BBC Radio 4:Lord Singh - 12/06/2018


My computer and I are not the best of friends. It sometimes accuses me of being a robot, or not even knowing my own date of birth! Fortunately, when it is in one of its really ratty moods, I can usually re-set it, back to a date when it was working properly, or make it behave itself, by closing it, and restarting.

It’s far more difficult to see what we can do about decreasing human ‘rattiness’ in discussion and behaviour towards those who do not share opinions or prejudices on Brexit, immigration or anything else. A little re-setting of the tone of debate towards respecting the sincerely held beliefs and opinions of others is clearly needed.

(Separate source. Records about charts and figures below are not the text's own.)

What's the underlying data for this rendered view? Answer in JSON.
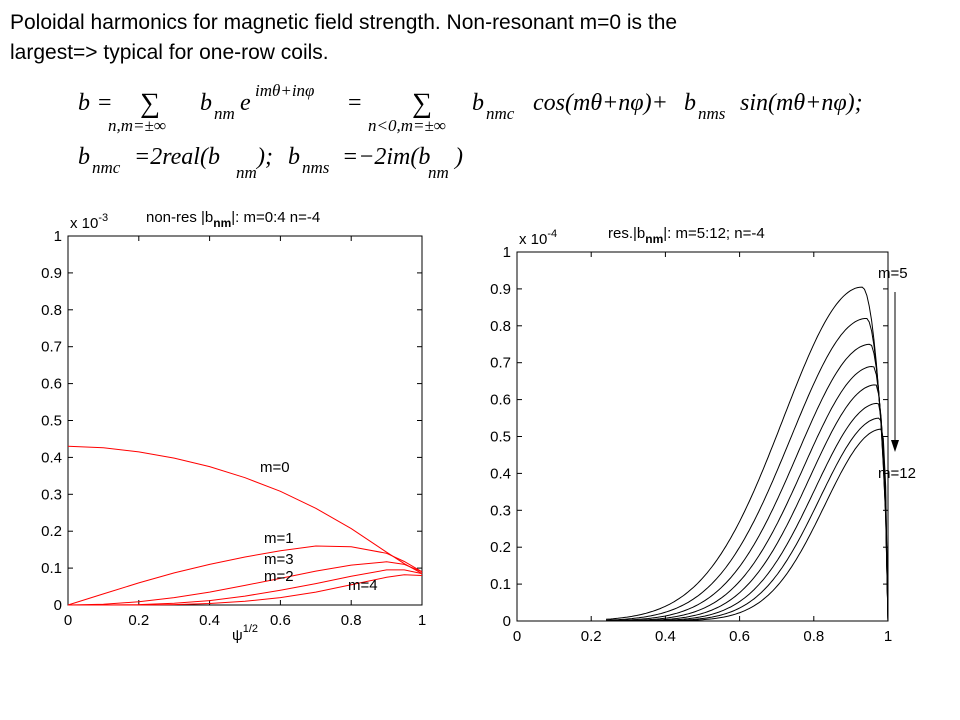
{
  "caption": {
    "line1": "Poloidal harmonics for magnetic field strength. Non-resonant m=0 is the",
    "line2": "largest=> typical for one-row coils."
  },
  "equations": {
    "b": "b",
    "eq": "=",
    "sum": "∑",
    "sum1_sub": "n,m=±∞",
    "term1_main": "b",
    "term1_sub": "nm",
    "term1_exp": "e",
    "term1_sup": "imθ+inφ",
    "sum2_sub": "n<0,m=±∞",
    "bnmc": "b",
    "bnmc_sub": "nmc",
    "cos_part": "cos(mθ+nφ)+",
    "bnms": "b",
    "bnms_sub": "nms",
    "sin_part": "sin(mθ+nφ);",
    "line2_a_lhs": "b",
    "line2_a_sub": "nmc",
    "line2_a_rhs": "=2real(b",
    "line2_a_sub2": "nm",
    "line2_a_end": ");",
    "line2_b_lhs": "b",
    "line2_b_sub": "nms",
    "line2_b_rhs": "=−2im(b",
    "line2_b_sub2": "nm",
    "line2_b_end": ")"
  },
  "chart_data": [
    {
      "type": "line",
      "title": "non-res |bnm|: m=0:4 n=-4",
      "title_parts": {
        "pre": "non-res |b",
        "sub": "nm",
        "post": "|: m=0:4 n=-4"
      },
      "xlabel": "ψ^1/2",
      "xlabel_parts": {
        "base": "ψ",
        "sup": "1/2"
      },
      "ylabel": "",
      "scale_label": {
        "base": "x 10",
        "exp": "-3"
      },
      "xlim": [
        0,
        1
      ],
      "ylim": [
        0,
        1
      ],
      "xticks": [
        "0",
        "0.2",
        "0.4",
        "0.6",
        "0.8",
        "1"
      ],
      "yticks": [
        "0",
        "0.1",
        "0.2",
        "0.3",
        "0.4",
        "0.5",
        "0.6",
        "0.7",
        "0.8",
        "0.9",
        "1"
      ],
      "color": "#ff0000",
      "series": [
        {
          "name": "m=0",
          "x": [
            0,
            0.1,
            0.2,
            0.3,
            0.4,
            0.5,
            0.6,
            0.7,
            0.8,
            0.9,
            0.95,
            1.0
          ],
          "y": [
            0.43,
            0.426,
            0.415,
            0.398,
            0.375,
            0.345,
            0.308,
            0.262,
            0.207,
            0.143,
            0.112,
            0.085
          ]
        },
        {
          "name": "m=1",
          "x": [
            0,
            0.1,
            0.2,
            0.3,
            0.4,
            0.5,
            0.6,
            0.7,
            0.8,
            0.9,
            0.95,
            1.0
          ],
          "y": [
            0,
            0.03,
            0.06,
            0.087,
            0.11,
            0.13,
            0.147,
            0.16,
            0.158,
            0.14,
            0.118,
            0.09
          ]
        },
        {
          "name": "m=2",
          "x": [
            0,
            0.1,
            0.2,
            0.3,
            0.4,
            0.5,
            0.6,
            0.7,
            0.8,
            0.9,
            0.95,
            1.0
          ],
          "y": [
            0,
            0.002,
            0.009,
            0.02,
            0.035,
            0.053,
            0.072,
            0.092,
            0.108,
            0.117,
            0.11,
            0.09
          ]
        },
        {
          "name": "m=3",
          "x": [
            0,
            0.1,
            0.2,
            0.3,
            0.4,
            0.5,
            0.6,
            0.7,
            0.8,
            0.9,
            0.95,
            1.0
          ],
          "y": [
            0,
            0,
            0.001,
            0.005,
            0.012,
            0.024,
            0.04,
            0.058,
            0.078,
            0.095,
            0.095,
            0.085
          ]
        },
        {
          "name": "m=4",
          "x": [
            0,
            0.1,
            0.2,
            0.3,
            0.4,
            0.5,
            0.6,
            0.7,
            0.8,
            0.9,
            0.95,
            1.0
          ],
          "y": [
            0,
            0,
            0,
            0.001,
            0.004,
            0.01,
            0.02,
            0.035,
            0.055,
            0.075,
            0.082,
            0.08
          ]
        }
      ],
      "annotations": [
        "m=0",
        "m=1",
        "m=3",
        "m=2",
        "m=4"
      ]
    },
    {
      "type": "line",
      "title": "res.|bnm|: m=5:12; n=-4",
      "title_parts": {
        "pre": "res.|b",
        "sub": "nm",
        "post": "|: m=5:12; n=-4"
      },
      "xlabel": "",
      "ylabel": "",
      "scale_label": {
        "base": "x 10",
        "exp": "-4"
      },
      "xlim": [
        0,
        1
      ],
      "ylim": [
        0,
        1
      ],
      "xticks": [
        "0",
        "0.2",
        "0.4",
        "0.6",
        "0.8",
        "1"
      ],
      "yticks": [
        "0",
        "0.1",
        "0.2",
        "0.3",
        "0.4",
        "0.5",
        "0.6",
        "0.7",
        "0.8",
        "0.9",
        "1"
      ],
      "color": "#000000",
      "series": [
        {
          "m": 5,
          "peak": 0.905,
          "peak_x": 0.93
        },
        {
          "m": 6,
          "peak": 0.82,
          "peak_x": 0.942
        },
        {
          "m": 7,
          "peak": 0.75,
          "peak_x": 0.952
        },
        {
          "m": 8,
          "peak": 0.69,
          "peak_x": 0.96
        },
        {
          "m": 9,
          "peak": 0.64,
          "peak_x": 0.967
        },
        {
          "m": 10,
          "peak": 0.59,
          "peak_x": 0.973
        },
        {
          "m": 11,
          "peak": 0.55,
          "peak_x": 0.978
        },
        {
          "m": 12,
          "peak": 0.52,
          "peak_x": 0.983
        }
      ],
      "annotations": [
        "m=5",
        "m=12"
      ]
    }
  ]
}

I believe, religion in its true essence, is supposed to help us to do just this, and help us develop more tolerant attitudes to those who may not share our views. But, unfortunately, over the centuries, religions themselves, have displayed intolerance and violence, not only to others, but even to members of their own faith.

This week Sikhs are commemorating the martyrdom of Guru Arjan, the 5th Guru of Sikhs, who literally gave his life trying to end fractious in-fighting between religions by building bridges of understanding and respect between them. Guru Arjan was the founder of the famous Golden Temple in Amritsar. To emphasise Sikh respect for the followers of Islam, he asked a Muslim saint, Mia Mir to lay the foundation stone. The Guru was a prolific poet and scholar and the main compiler of the Sikh holy sCRIptures the Guru Granth Sahib. In it he also added verses of Hindu and Muslim saints to emphasise important commonalities.

Guru Arjan was well aware of the dangers of emphasising tolerance and respect in an age of bigotry. He was arrested by the country’s rulers and tortured to death in the searing heat of an Indian June. In traditional commemoration of Guru’s martyrdom, and in the spirit of his teachings, Sikhs make no show no anger or bitterness Instead, sweetened cold drinks are served to all who pass by Sikh homes or gurdwaras.

Guru Arjan gave his life for interfaith understanding, and tolerance and respect for the sincerely held beliefs of others. His life serves as an inspiration not only for Sikhs, but for all seeking to nudge society in a less fractious direction.